Réalité 4: Les deux camps de l’opposition estiment n’avoir rien à gagner à une accalmie politique, même si le risque d’une crise financière plane au-dessus de la France, endettée à hauteur de 113% de son produit intérieur brut. A droite, Marine Le Pen et le RN veulent continuer de «tuer» la droite traditionnelle, qui soutient aujourd’hui Barnier. A gauche, le Nouveau Front populaire tient sa revanche, puisque Emmanuel Macron a refusé de nommer un Premier ministre issu de ses rangs, alors que cette coalition est, de justesse, arrivée en tête aux législatives.
Deux motions de censure
Dans les faits, deux motions de censure ont été déposées après la décision de Michel Barnier d’activer l’article 49.3 sur le budget de la Sécurité sociale : l’une par le RN, et l’autre par la gauche. Elles seront débattues ensemble entre 16h30 et 19 heures, puis mises au vote séparément. La première sera celle de la gauche. Les députés devront voter dans des salons adjacents à l'hémicycle. La fin de l'épisode devrait intervenir vers 20h30.

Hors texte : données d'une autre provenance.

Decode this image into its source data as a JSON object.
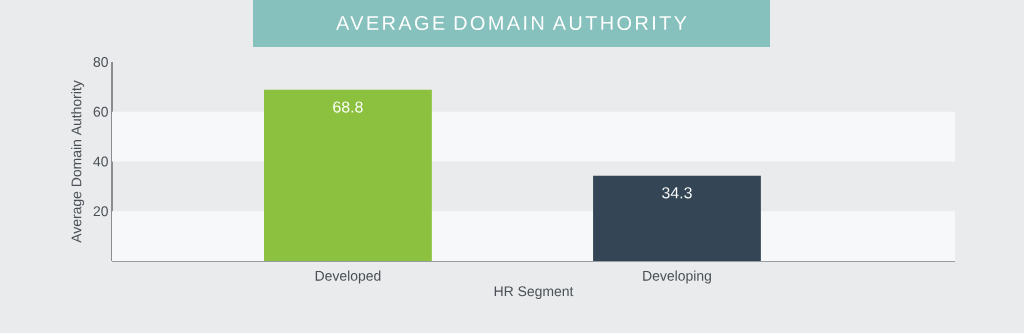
{
  "chart_data": {
    "type": "bar",
    "title": "AVERAGE DOMAIN AUTHORITY",
    "xlabel": "HR Segment",
    "ylabel": "Average Domain Authority",
    "categories": [
      "Developed",
      "Developing"
    ],
    "values": [
      68.8,
      34.3
    ],
    "colors": [
      "#8cc03f",
      "#344656"
    ],
    "data_labels": true,
    "ylim": [
      0,
      80
    ],
    "yticks": [
      20,
      40,
      60,
      80
    ],
    "bands": [
      {
        "axis": "y",
        "from": 0,
        "to": 20,
        "color": "#f7f8f9"
      },
      {
        "axis": "y",
        "from": 40,
        "to": 60,
        "color": "#f7f8f9"
      }
    ]
  }
}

Un miracle possible pour Michel Barnier ? Cela parait très improbable. Le Rassemblement national a répété ce mercredi être prêt à allier ses voix à celles de LFI, cette formation de la gauche radicale qui diabolise pourtant en permanence Marine Le Pen. La seule issue, pour le premier ministre, serait donc que ce parti recule in extrémis, ou que plusieurs dizaines de députés venus des différentes formations d'opposition s’abstiennent lors du vote (seules les voix «pour» sont décomptées). Au moment d'écrire ces lignes, cela semble impossible.
La répétition du feuilleton de 1962 est, elle, beaucoup plus à l’ordre du jour.